Avant d’oublier : René Pape est par la présente élevé à la dignité de monarque absolu de la scène opératique.

Par où commencer ? Sans doute par le soulagement d’avoir pu assister à ce qui devait être la deuxième représentation de cette nouvelle co-production de la Scala et du Staatsoper unter den Linden de Berlin (Berlino en italien, si si)… devenue techniquement la première après l’annulation de la représentation inaugurale trois jours plus tôt pour cause de grève du personnel, en réaction aux coupes budgétaires annoncées par le gouvernement italien, susceptibles d’affecter le fonctionnement de la maison.
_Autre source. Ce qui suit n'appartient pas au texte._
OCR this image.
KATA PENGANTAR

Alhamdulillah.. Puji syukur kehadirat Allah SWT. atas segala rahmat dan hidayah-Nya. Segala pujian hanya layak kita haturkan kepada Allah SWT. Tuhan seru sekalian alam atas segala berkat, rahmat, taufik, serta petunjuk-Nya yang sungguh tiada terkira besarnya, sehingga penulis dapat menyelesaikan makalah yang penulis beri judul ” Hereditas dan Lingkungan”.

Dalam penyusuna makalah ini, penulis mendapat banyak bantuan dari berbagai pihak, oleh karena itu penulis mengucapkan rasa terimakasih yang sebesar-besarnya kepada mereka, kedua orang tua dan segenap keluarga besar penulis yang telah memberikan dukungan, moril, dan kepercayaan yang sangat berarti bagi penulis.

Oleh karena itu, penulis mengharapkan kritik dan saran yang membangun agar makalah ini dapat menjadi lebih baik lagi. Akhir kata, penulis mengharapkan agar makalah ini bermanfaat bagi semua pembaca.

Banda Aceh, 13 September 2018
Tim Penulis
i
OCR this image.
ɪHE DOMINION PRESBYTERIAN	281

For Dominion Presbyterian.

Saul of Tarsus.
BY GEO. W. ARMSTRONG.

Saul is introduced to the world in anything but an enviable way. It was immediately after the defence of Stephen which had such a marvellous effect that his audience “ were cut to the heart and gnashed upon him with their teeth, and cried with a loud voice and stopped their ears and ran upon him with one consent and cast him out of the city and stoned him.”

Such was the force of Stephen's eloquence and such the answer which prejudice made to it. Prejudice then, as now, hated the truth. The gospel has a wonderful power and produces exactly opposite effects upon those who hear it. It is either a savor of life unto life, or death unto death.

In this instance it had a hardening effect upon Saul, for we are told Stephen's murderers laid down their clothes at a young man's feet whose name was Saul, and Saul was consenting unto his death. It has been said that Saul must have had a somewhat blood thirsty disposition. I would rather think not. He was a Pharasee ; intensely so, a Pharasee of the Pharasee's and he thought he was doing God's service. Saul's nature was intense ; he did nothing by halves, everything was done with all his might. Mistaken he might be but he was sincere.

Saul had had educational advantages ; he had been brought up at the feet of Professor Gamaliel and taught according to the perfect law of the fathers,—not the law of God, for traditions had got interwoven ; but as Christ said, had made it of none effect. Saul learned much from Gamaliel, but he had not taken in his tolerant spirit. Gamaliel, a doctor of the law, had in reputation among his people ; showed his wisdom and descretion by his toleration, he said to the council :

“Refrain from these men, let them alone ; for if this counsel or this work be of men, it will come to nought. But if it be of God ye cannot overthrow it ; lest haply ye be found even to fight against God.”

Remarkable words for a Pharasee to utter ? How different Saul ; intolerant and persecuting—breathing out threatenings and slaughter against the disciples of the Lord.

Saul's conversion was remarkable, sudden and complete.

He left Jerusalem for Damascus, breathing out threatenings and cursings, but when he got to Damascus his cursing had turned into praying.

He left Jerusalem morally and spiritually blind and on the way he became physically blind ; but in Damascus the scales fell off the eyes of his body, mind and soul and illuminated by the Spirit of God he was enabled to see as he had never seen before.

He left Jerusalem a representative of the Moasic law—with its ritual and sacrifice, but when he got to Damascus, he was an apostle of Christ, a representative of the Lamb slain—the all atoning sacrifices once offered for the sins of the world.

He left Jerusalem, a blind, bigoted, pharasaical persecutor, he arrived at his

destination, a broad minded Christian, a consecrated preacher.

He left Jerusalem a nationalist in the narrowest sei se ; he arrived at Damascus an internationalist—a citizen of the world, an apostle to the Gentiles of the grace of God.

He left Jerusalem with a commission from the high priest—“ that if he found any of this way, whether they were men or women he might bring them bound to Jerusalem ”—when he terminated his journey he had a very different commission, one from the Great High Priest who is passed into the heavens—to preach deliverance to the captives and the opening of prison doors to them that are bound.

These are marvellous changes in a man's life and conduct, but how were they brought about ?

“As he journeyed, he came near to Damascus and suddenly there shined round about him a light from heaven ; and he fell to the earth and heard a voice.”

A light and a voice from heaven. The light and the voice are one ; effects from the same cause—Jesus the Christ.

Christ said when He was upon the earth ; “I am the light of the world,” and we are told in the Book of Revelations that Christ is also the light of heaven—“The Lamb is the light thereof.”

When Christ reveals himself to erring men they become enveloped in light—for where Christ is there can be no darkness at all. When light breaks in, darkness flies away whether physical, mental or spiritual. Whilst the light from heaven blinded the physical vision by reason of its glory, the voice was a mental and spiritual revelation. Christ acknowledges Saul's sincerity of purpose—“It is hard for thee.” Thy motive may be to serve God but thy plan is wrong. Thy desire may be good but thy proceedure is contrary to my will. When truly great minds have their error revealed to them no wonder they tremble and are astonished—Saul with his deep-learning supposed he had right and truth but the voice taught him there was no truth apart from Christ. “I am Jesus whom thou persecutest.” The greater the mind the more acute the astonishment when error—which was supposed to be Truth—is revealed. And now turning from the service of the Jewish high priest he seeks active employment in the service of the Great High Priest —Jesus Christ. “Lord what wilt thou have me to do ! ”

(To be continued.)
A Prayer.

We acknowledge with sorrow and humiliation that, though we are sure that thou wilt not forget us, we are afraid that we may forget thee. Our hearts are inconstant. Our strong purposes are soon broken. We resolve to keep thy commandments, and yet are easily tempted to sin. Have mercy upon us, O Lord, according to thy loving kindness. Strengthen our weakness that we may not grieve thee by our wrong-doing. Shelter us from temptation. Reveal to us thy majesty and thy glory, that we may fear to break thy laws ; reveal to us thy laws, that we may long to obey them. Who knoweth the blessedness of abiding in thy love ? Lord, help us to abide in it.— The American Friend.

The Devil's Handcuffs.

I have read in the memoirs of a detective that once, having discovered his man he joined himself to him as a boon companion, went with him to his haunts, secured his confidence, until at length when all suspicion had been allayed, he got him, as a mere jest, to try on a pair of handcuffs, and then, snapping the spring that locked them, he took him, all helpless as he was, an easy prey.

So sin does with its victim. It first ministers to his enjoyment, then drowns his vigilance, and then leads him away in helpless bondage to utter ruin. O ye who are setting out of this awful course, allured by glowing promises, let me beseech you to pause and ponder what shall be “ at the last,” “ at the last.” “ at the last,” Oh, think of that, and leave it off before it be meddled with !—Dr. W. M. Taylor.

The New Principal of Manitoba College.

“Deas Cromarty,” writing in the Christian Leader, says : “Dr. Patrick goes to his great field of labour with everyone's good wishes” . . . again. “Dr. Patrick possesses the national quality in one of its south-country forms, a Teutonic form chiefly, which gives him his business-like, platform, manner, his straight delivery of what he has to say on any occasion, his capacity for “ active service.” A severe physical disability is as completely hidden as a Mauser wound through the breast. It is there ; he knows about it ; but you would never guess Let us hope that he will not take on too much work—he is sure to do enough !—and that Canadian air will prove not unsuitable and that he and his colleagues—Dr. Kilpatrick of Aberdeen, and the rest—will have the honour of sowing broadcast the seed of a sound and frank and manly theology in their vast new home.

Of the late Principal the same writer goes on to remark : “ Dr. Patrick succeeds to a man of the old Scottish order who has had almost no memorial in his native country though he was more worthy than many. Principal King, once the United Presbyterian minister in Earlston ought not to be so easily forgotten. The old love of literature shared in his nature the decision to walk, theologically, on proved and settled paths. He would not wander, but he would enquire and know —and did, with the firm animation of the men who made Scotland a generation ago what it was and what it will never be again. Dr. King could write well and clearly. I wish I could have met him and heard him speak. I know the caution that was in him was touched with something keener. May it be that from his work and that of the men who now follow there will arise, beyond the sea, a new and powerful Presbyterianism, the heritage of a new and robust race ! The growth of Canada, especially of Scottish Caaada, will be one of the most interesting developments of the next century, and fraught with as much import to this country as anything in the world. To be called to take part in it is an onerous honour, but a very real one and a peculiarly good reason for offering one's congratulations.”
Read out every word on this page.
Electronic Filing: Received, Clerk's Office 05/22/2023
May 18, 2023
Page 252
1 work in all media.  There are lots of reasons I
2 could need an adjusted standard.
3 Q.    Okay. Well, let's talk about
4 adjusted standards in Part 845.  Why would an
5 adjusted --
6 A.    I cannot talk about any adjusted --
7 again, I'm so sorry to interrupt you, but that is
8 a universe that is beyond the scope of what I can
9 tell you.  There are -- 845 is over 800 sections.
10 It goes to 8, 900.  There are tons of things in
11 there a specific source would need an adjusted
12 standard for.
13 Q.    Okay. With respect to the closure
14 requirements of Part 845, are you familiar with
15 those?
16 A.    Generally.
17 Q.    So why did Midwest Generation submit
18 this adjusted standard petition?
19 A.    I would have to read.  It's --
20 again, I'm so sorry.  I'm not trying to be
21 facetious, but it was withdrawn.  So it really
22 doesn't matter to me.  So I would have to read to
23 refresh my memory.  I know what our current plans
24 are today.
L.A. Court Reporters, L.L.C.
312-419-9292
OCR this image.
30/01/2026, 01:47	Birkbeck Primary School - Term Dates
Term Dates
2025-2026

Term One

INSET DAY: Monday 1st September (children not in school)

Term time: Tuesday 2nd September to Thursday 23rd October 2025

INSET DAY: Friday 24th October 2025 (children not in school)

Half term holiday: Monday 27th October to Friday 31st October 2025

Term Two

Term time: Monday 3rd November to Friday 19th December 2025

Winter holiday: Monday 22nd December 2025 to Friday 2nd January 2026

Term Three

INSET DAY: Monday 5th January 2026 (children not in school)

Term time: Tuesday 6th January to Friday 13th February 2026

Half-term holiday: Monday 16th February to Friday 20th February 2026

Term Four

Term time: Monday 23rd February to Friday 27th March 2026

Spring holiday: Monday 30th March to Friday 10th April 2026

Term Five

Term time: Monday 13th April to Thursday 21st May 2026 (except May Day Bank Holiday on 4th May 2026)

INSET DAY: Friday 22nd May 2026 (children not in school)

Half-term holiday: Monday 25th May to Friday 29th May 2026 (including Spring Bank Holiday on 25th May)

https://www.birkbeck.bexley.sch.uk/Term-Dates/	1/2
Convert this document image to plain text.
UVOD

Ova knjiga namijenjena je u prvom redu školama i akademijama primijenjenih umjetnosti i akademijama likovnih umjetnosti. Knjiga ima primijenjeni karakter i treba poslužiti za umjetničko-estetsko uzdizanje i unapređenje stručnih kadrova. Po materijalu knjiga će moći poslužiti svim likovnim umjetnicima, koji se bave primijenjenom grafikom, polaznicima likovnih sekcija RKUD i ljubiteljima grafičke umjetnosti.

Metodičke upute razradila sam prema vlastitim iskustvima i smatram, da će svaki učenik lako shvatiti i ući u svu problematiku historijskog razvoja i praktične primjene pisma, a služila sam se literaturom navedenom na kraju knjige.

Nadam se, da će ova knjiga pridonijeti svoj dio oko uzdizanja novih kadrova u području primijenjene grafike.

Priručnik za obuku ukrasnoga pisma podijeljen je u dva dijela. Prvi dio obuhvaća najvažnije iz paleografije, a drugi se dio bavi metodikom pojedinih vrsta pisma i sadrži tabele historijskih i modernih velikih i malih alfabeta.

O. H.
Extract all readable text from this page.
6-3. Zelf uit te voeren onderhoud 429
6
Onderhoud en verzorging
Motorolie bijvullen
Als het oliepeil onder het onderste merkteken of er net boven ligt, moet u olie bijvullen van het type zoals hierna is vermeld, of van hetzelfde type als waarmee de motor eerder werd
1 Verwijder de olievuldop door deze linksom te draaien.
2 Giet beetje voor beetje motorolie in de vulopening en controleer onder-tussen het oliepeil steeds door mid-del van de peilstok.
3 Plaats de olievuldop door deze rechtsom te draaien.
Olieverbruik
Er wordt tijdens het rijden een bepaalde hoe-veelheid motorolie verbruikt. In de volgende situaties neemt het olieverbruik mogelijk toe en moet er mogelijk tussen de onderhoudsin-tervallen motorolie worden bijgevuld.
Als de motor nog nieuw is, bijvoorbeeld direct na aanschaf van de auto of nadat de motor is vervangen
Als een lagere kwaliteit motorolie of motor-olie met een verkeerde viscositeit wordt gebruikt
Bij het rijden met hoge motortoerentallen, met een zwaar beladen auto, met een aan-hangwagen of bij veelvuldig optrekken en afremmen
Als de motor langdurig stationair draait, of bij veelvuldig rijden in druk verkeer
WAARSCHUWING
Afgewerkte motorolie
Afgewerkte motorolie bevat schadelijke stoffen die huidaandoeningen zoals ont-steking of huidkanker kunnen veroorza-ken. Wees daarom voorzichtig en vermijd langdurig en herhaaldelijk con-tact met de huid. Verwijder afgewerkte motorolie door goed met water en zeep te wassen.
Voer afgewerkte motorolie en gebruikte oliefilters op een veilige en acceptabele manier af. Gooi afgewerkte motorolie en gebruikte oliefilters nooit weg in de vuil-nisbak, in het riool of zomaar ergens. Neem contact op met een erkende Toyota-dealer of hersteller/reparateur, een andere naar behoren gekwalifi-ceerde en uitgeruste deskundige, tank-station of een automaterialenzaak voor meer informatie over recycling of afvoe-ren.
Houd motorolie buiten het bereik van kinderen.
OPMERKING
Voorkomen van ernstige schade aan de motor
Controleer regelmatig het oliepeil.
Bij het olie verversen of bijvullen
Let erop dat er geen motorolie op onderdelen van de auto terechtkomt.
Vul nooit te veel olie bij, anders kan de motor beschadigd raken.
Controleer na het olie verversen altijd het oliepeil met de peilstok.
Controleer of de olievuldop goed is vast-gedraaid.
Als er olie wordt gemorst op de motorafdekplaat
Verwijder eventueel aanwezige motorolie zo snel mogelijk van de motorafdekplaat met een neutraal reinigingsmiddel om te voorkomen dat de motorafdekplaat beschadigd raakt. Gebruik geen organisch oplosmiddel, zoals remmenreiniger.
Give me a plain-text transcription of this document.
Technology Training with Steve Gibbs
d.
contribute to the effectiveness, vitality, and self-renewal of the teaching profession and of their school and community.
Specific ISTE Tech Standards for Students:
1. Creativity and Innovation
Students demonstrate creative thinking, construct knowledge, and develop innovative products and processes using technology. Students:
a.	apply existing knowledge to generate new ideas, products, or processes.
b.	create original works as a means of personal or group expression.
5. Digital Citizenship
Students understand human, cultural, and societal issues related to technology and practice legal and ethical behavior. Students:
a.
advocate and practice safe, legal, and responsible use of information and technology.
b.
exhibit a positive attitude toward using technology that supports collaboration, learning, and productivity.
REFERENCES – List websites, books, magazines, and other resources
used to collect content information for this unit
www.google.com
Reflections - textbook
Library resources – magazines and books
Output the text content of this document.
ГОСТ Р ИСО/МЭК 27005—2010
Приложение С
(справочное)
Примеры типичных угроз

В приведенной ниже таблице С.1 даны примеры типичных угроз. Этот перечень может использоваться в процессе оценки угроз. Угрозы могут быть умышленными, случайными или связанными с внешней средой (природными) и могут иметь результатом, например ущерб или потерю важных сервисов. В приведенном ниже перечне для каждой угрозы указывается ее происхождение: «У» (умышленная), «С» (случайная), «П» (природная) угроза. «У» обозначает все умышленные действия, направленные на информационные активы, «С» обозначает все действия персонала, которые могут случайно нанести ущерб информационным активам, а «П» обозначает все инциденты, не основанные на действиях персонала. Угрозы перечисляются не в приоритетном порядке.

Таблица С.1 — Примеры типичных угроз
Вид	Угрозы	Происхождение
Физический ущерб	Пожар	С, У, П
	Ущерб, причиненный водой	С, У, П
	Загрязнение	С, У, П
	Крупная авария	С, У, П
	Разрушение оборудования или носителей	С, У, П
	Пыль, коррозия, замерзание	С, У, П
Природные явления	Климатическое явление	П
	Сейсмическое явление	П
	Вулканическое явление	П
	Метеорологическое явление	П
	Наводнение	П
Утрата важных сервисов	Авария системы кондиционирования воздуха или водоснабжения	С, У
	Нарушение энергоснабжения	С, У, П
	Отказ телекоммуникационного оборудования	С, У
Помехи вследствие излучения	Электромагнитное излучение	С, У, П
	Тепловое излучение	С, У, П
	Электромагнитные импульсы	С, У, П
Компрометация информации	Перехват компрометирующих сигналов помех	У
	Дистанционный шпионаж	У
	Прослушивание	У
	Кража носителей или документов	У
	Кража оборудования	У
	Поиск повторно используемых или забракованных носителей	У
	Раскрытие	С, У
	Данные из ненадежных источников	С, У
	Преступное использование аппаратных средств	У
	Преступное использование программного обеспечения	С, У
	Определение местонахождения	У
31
Nous avons d’ailleurs eu droit avant la représentation à un discours d’un représentant du personnel tandis que ses petits camarades tenaient une banderole colorée sur le devant de la scène.

Au soulagement d’avoir pu assister à la représentation, j’ajouterai celui d’avoir retrouvé en moins d’un quart d’heure un semblant de sensibilité dans mes jambes et mes genoux après avoir dû m’engoncer pendant plus de 2h30 dans le fauteuil proposant le rapport espace / prix le plus ridicule de l’histoire de l’opéra.

Pour le reste, ce n’était certes pas le nom du metteur en scène qui m’avait attiré. Ma dernière (et seule) rencontre avec Guy Cassiers était de celles que l’on n’oublie pas. “Abyssale niaiserie”, avais-je écrit à l’époque. Tous comptes faits, le garçon est assez constant.

L’un des concepts centraux de la mise en scène consiste à confier divers rôles à une troupe de danseurs anversoise : le Tarnhelm (si, si), le dragon et le crapaud (bien sûr), mais aussi et surtout des “miroirs” des différents personnages. Ce n’est pas que l’exercice soit inintéressant, au contraire, d’autant que les danseurs sont talentueux et que la chorégraphie est signée par Sidi Larbi Cherkaoui, qui n’est pas le premier éclopé venu. Mais ce spectacle chorégraphique, au lieu de compléter l’opéra, le neutralise : il nous emmène ailleurs, il nous montre autre chose, il distrait l’attention.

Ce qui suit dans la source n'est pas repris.